Update on clubs in crisis, Tom Davies reports

The slow-burning decline of Bristol Rovers this decade has had less attention than other more immediately cataclysmic crises, but matters have come to a head recently with a batch of resignations. Four directors quit in the summer, taking promises of extra investment with them. The spat was sparked by the rejection of a plan by managing director Mike Turl to restructure the club, which would have involved Turl buying £200,000 worth of shares as part of a wider investment plan and the appointment of a new chairman and vice-chairman. But chairman Geoff Dunford and fellow director Ron Craig, who between them held more than 50 per cent of the shares, rejected this and criticised the plan in public. Turl resigned, as did three other directors, including the directly elected supporters’ club representative, citing a lack of boardroom democracy. Increasingly ill-tempered wars of words involving the ex-directors, fans and Dunford have followed, while the team and club continue to stagnate.

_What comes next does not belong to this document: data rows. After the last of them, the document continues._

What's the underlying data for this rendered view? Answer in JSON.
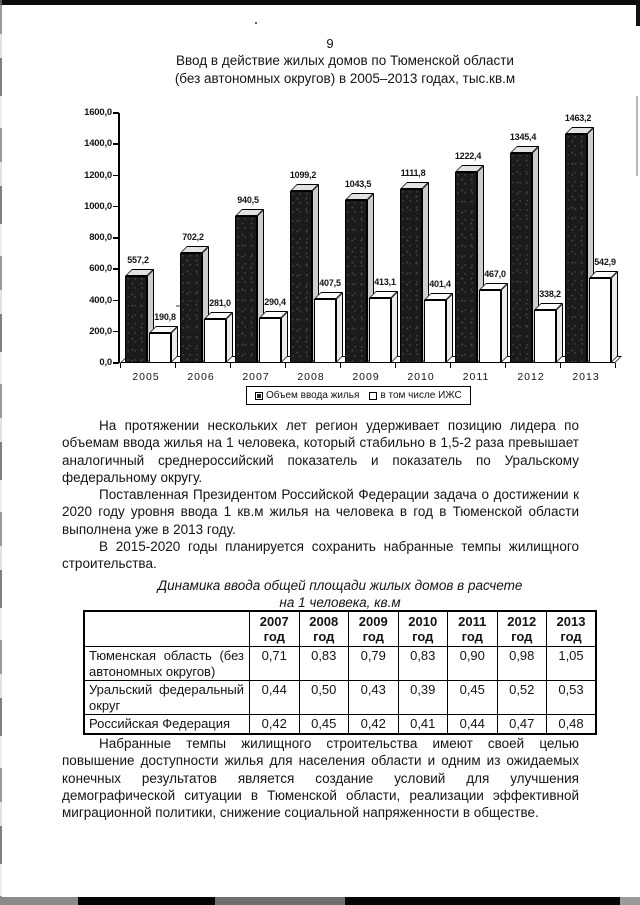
{
  "page": {
    "number": "9"
  },
  "chart": {
    "title_line1": "Ввод в действие жилых домов по Тюменской области",
    "title_line2": "(без автономных округов) в 2005–2013 годах, тыс.кв.м"
  },
  "chart_data": {
    "type": "bar",
    "title": "Ввод в действие жилых домов по Тюменской области (без автономных округов) в 2005–2013 годах, тыс.кв.м",
    "categories": [
      "2005",
      "2006",
      "2007",
      "2008",
      "2009",
      "2010",
      "2011",
      "2012",
      "2013"
    ],
    "series": [
      {
        "name": "Объем ввода жилья",
        "values": [
          557.2,
          702.2,
          940.5,
          1099.2,
          1043.5,
          1111.8,
          1222.4,
          1345.4,
          1463.2
        ],
        "labels": [
          "557,2",
          "702,2",
          "940,5",
          "1099,2",
          "1043,5",
          "1111,8",
          "1222,4",
          "1345,4",
          "1463,2"
        ]
      },
      {
        "name": "в том числе ИЖС",
        "values": [
          190.8,
          281.0,
          290.4,
          407.5,
          413.1,
          401.4,
          467.0,
          338.2,
          542.9
        ],
        "labels": [
          "190,8",
          "281,0",
          "290,4",
          "407,5",
          "413,1",
          "401,4",
          "467,0",
          "338,2",
          "542,9"
        ]
      }
    ],
    "ylim": [
      0,
      1600
    ],
    "ytick_values": [
      0,
      200,
      400,
      600,
      800,
      1000,
      1200,
      1400,
      1600
    ],
    "ytick_labels": [
      "0,0",
      "200,0",
      "400,0",
      "600,0",
      "800,0",
      "1000,0",
      "1200,0",
      "1400,0",
      "1600,0"
    ],
    "grid": false,
    "legend_position": "bottom",
    "bar_style": "3d"
  },
  "body": {
    "paragraphs": [
      "На протяжении нескольких лет регион удерживает позицию лидера по объемам ввода жилья на 1 человека, который стабильно в 1,5-2 раза превышает аналогичный среднероссийский показатель и показатель по Уральскому федеральному округу.",
      "Поставленная Президентом Российской Федерации задача о достижении к 2020 году уровня ввода 1 кв.м жилья на человека в год в Тюменской области выполнена уже в 2013 году.",
      "В 2015-2020 годы планируется сохранить набранные темпы жилищного строительства."
    ],
    "closing": "Набранные темпы жилищного строительства имеют своей целью повышение доступности жилья для населения области и одним из ожидаемых конечных результатов является создание условий для улучшения демографической ситуации в Тюменской области, реализации эффективной миграционной политики, снижение социальной напряженности в обществе."
  },
  "table": {
    "caption_line1": "Динамика ввода общей площади жилых домов в расчете",
    "caption_line2": "на 1 человека, кв.м",
    "corner": "",
    "columns": [
      "2007\nгод",
      "2008\nгод",
      "2009\nгод",
      "2010\nгод",
      "2011\nгод",
      "2012\nгод",
      "2013\nгод"
    ],
    "rows": [
      {
        "label": "Тюменская область (без автономных округов)",
        "values": [
          "0,71",
          "0,83",
          "0,79",
          "0,83",
          "0,90",
          "0,98",
          "1,05"
        ]
      },
      {
        "label": "Уральский федеральный округ",
        "values": [
          "0,44",
          "0,50",
          "0,43",
          "0,39",
          "0,45",
          "0,52",
          "0,53"
        ]
      },
      {
        "label": "Российская Федерация",
        "values": [
          "0,42",
          "0,45",
          "0,42",
          "0,41",
          "0,44",
          "0,47",
          "0,48"
        ]
      }
    ]
  }
}
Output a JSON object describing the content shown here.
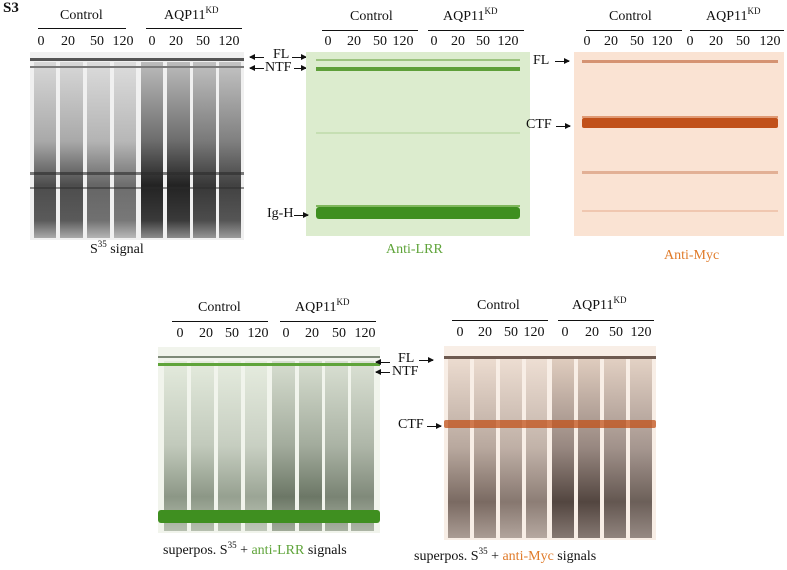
{
  "figure_label": "S3",
  "groups": {
    "control": "Control",
    "kd_prefix": "AQP11",
    "kd_sup": "KD"
  },
  "timepoints": [
    "0",
    "20",
    "50",
    "120"
  ],
  "bands": {
    "fl": "FL",
    "ntf": "NTF",
    "ctf": "CTF",
    "igh": "Ig-H"
  },
  "captions": {
    "s35_prefix": "S",
    "s35_sup": "35",
    "s35_suffix": " signal",
    "anti_lrr": "Anti-LRR",
    "anti_myc": "Anti-Myc",
    "superpos_prefix": "superpos. S",
    "superpos_sup": "35",
    "plus": " + ",
    "lrr_colored": "anti-LRR",
    "myc_colored": "anti-Myc",
    "signals": " signals"
  },
  "colors": {
    "green_label": "#5fa43a",
    "orange_label": "#e07b2a",
    "s35_bg": "#eeeeee",
    "lrr_bg": "#dfeed2",
    "lrr_band": "#3f8f20",
    "myc_bg": "#fbe6d8",
    "myc_band": "#c1511a"
  }
}
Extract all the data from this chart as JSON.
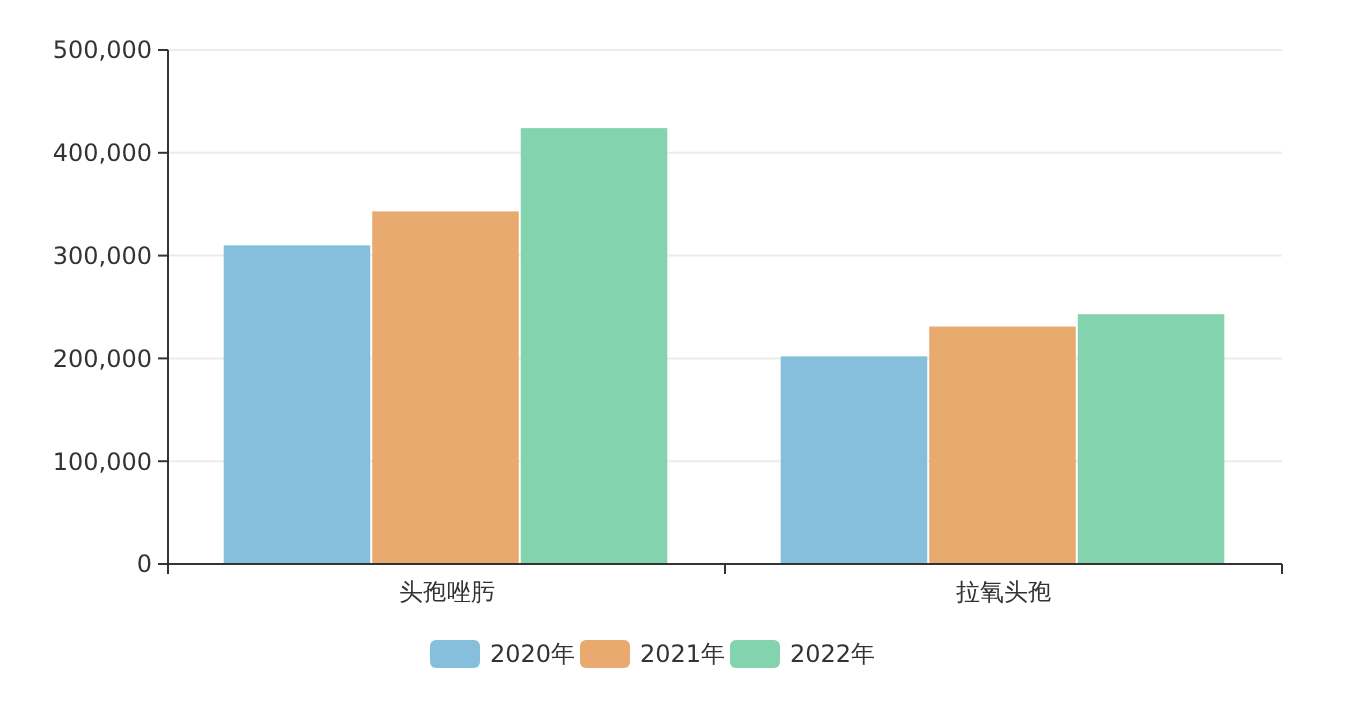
{
  "chart_data": {
    "type": "bar",
    "categories": [
      "头孢唑肟",
      "拉氧头孢"
    ],
    "series": [
      {
        "name": "2020年",
        "color": "#86bfdb",
        "values": [
          310000,
          202000
        ]
      },
      {
        "name": "2021年",
        "color": "#e8aa6e",
        "values": [
          343000,
          231000
        ]
      },
      {
        "name": "2022年",
        "color": "#82d3ae",
        "values": [
          424000,
          243000
        ]
      }
    ],
    "ylim": [
      0,
      500000
    ],
    "yticks": [
      {
        "value": 0,
        "label": "0"
      },
      {
        "value": 100000,
        "label": "100,000"
      },
      {
        "value": 200000,
        "label": "200,000"
      },
      {
        "value": 300000,
        "label": "300,000"
      },
      {
        "value": 400000,
        "label": "400,000"
      },
      {
        "value": 500000,
        "label": "500,000"
      }
    ],
    "grid": "y",
    "legend": "bottom"
  }
}
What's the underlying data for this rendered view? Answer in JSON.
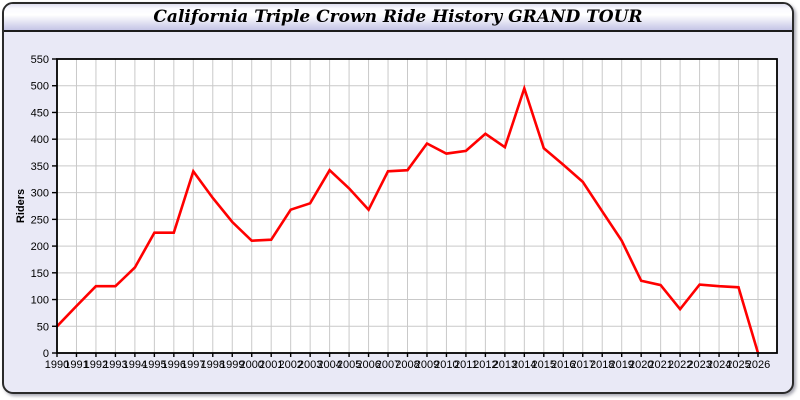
{
  "header": {
    "title": "California Triple Crown Ride History GRAND TOUR"
  },
  "chart_data": {
    "type": "line",
    "title": "California Triple Crown Ride History GRAND TOUR",
    "xlabel": "",
    "ylabel": "Riders",
    "ylim": [
      0,
      550
    ],
    "y_tick_step": 50,
    "y_ticks": [
      0,
      50,
      100,
      150,
      200,
      250,
      300,
      350,
      400,
      450,
      500,
      550
    ],
    "grid": true,
    "legend_position": "none",
    "x": [
      1990,
      1991,
      1992,
      1993,
      1994,
      1995,
      1996,
      1997,
      1998,
      1999,
      2000,
      2001,
      2002,
      2003,
      2004,
      2005,
      2006,
      2007,
      2008,
      2009,
      2010,
      2011,
      2012,
      2013,
      2014,
      2015,
      2016,
      2017,
      2018,
      2019,
      2020,
      2021,
      2022,
      2023,
      2024,
      2025,
      2026
    ],
    "series": [
      {
        "name": "Riders",
        "values": [
          50,
          88,
          125,
          125,
          160,
          225,
          225,
          340,
          290,
          245,
          210,
          212,
          268,
          280,
          342,
          308,
          268,
          340,
          342,
          392,
          373,
          378,
          410,
          385,
          495,
          383,
          352,
          320,
          265,
          210,
          135,
          127,
          82,
          128,
          125,
          123,
          0
        ]
      }
    ]
  },
  "colors": {
    "line": "#ff0000",
    "grid": "#c9c9c9",
    "axis": "#000000",
    "plot_bg": "#ffffff",
    "panel_bg": "#e9e9f6",
    "tick_label": "#000000"
  }
}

The four former directors have set up a campaign, Rovers Agenda for Change, seeking to pressure the board into outlining long-term plans for action to take the club forward. But Dunford’s response has not been accommodating: having recently made public plans of his own for a new share issue and having then invited the former directors to reinvest in the club, he none the less refuses to speak to them. He has also announced his intention to stand down in March next year, claiming that he’d been looking to leave for a while and was giving the board time to replace him.

The boardroom turbulence has increased anxieties over the scheme to redevelop the Memorial Ground to incorporate a completely remodelled stadium alongside homes for key workers and students. The plans, considered vital for putting the club on a viable footing, go before the city council soon, but Rovers fans are anxious about enduring another lengthy spell of playing outside Bristol while building work is carried out. Given that Rovers have only been back in the city for ten years after their decade-long exile in Bath following the sale of their former Eastville ground, these are understandable worries. Gates are declining enough in Bristol as it is and no decision has yet been made on where they will play in exile. With the rugby club, which shares the Memorial Ground, likely to move in with Bristol City, Bath and Stroud’s Forest Green have been mooted as hosts for Rovers.

Relying on property development to fund stadium work has its pitfalls, too, as Leyton Orient fans have discovered recently. The initial plan to use revenue from the sale of the corners of Brisbane Road for flats to build two new stands went over budget last year, which led the club to sell off lettable space in the new West Stand to a consortium, SBLL, half-fronted by chairman Barry Hearn. The club also revised their plans for the as-yet-unbuilt North Stand to include yet more flats on extra land behind the ground, which had been bought by SBLL for £1.25 million. But Waltham Forest councillors threw out the plans for extra flats last month, prompting a threat by Hearn to move Orient out of the borough. Fans suspect this is just bluster – the club have a good chance of winning approval for the revised plan on appeal – but a scheme initially touted as a prudent way of both modernising the ground and securing the viability of the club seems a long way from its initial stated aims. The Leyton Orient Fans’ Trust have urged the club to commence work on the North Stand plan that was granted permission in 2003 as part of the original scheme.

A setback for the cause of fan ownership at York City, where the supporters’ trust have ceded control back to private ownership in the face of overbearing financial pressure. The York City Supporters’ Trust took over two years ago and helped secure the club’s tenure at Bootham Crescent. But the singularly harsh circumstances in which the takeover took place – at the time of relegation from the League and uncertainty about the ground – took their toll and last month the trust membership voted 78 per cent to 22 to sell a controlling stake to club managing director Jason McGill’s company JM Packaging, who become the majority shareholders in return for a £1m investment. The trust does, however, retain a 25 per cent stake, and have secured guarantees on the sale of the ground. York intend to find a new stadium by the end of the decade.

Farnborough Town will be in administration for several months, though a takeover has been lined up by a consortium led by businessman Tony Theo. The deal, however, will not go through until the end of the season, which is likely to be spent battling relegation from Conference South after the club were given a ten-point penalty for calling in the administrators. Whether the takeover can lessen the fragility of the club’s existence remains to be seen.